A new class of traversable exponential wormhole metrics

Abstract: In this work we have formulated a new class of traversable exponential wormhole metrics. Here initially we have considered a exponential wormhole metric in which the temporal component is an exponential function of $r$ but the spatial components of the metrics are fixed as a particular function $e^{\frac{2m}{r}+2\alpha r}$. Following that, we have constructed a generalised exponential wormhole metric in which the spatial component is an exponential function of $r$ but the temporal component is fixed as a particular function given by $e^{-\frac{2m}{r}-2\alpha r}$. Finally we have considered exponential metric in which both the temporal and spatial components are generalised exponential function of $r$. We have also studied some of their properties including throat radius, stability, energy conditions, examined singularity, the metric in curvature coordinates, effective refractive index, innermost stable circular orbit(ISCO) and photon sphere, Regge-Wheeler potential and determined the curvature tensor.
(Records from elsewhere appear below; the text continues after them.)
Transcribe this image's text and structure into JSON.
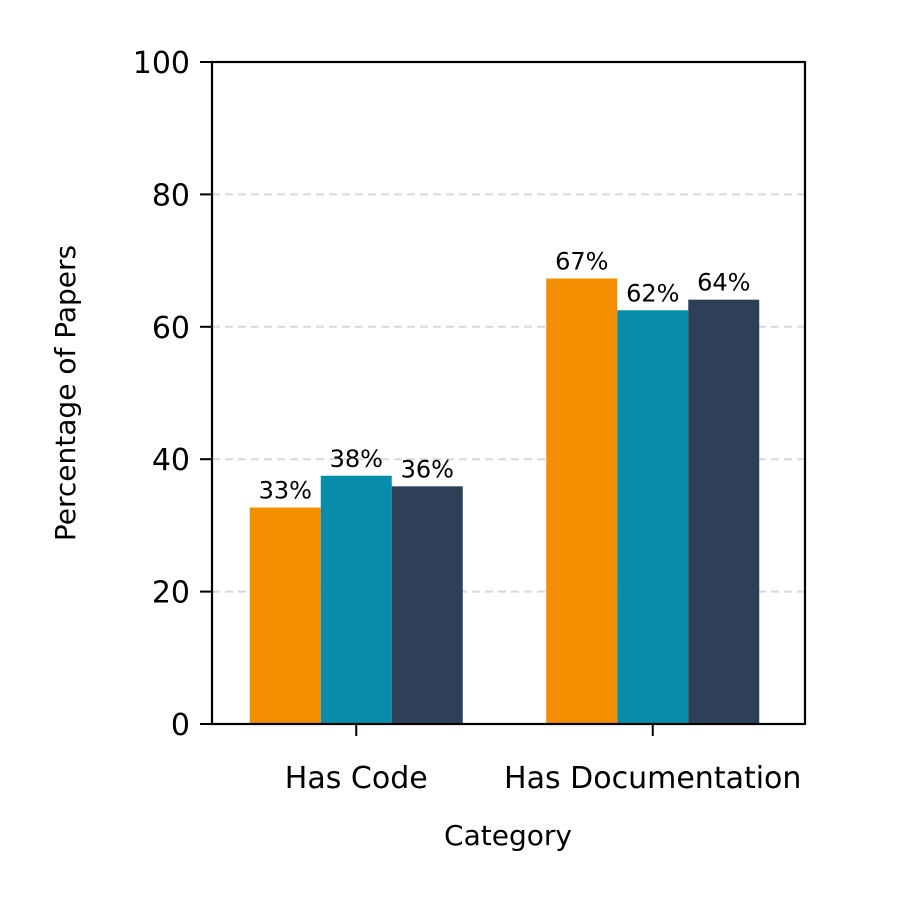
{
  "chart_data": {
    "type": "bar",
    "title": "",
    "xlabel": "Category",
    "ylabel": "Percentage of Papers",
    "categories": [
      "Has Code",
      "Has Documentation"
    ],
    "series": [
      {
        "values": [
          32.7,
          67.3
        ],
        "labels": [
          "33%",
          "67%"
        ],
        "color": "#F28E00"
      },
      {
        "values": [
          37.5,
          62.5
        ],
        "labels": [
          "38%",
          "62%"
        ],
        "color": "#078DAA"
      },
      {
        "values": [
          35.9,
          64.1
        ],
        "labels": [
          "36%",
          "64%"
        ],
        "color": "#2E4057"
      }
    ],
    "ylim": [
      0,
      100
    ],
    "yticks": [
      0,
      20,
      40,
      60,
      80,
      100
    ],
    "grid": "horizontal dashed"
  }
}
The radius of the throat is found to be consistent with the properties of wormholes and donot contain any types of singularities, which are given by $r=m$, $r = \frac{-1+\sqrt{1+4\alpha m}}{2\alpha}$, $r=\frac{-1+\sqrt{1+8\alpha m}}{4\alpha}$, $r=m+\frac{1}{\alpha}$, $r=m+\frac{2}{\alpha}$...etc. Most interestingly, we find that their throat radius is same for the same spatial component and the same range of values of $m$. In addition to these they also violate Null Energy Condition(NEC) near the throat. These newly constructed metrics form a new class of traversable wormhole.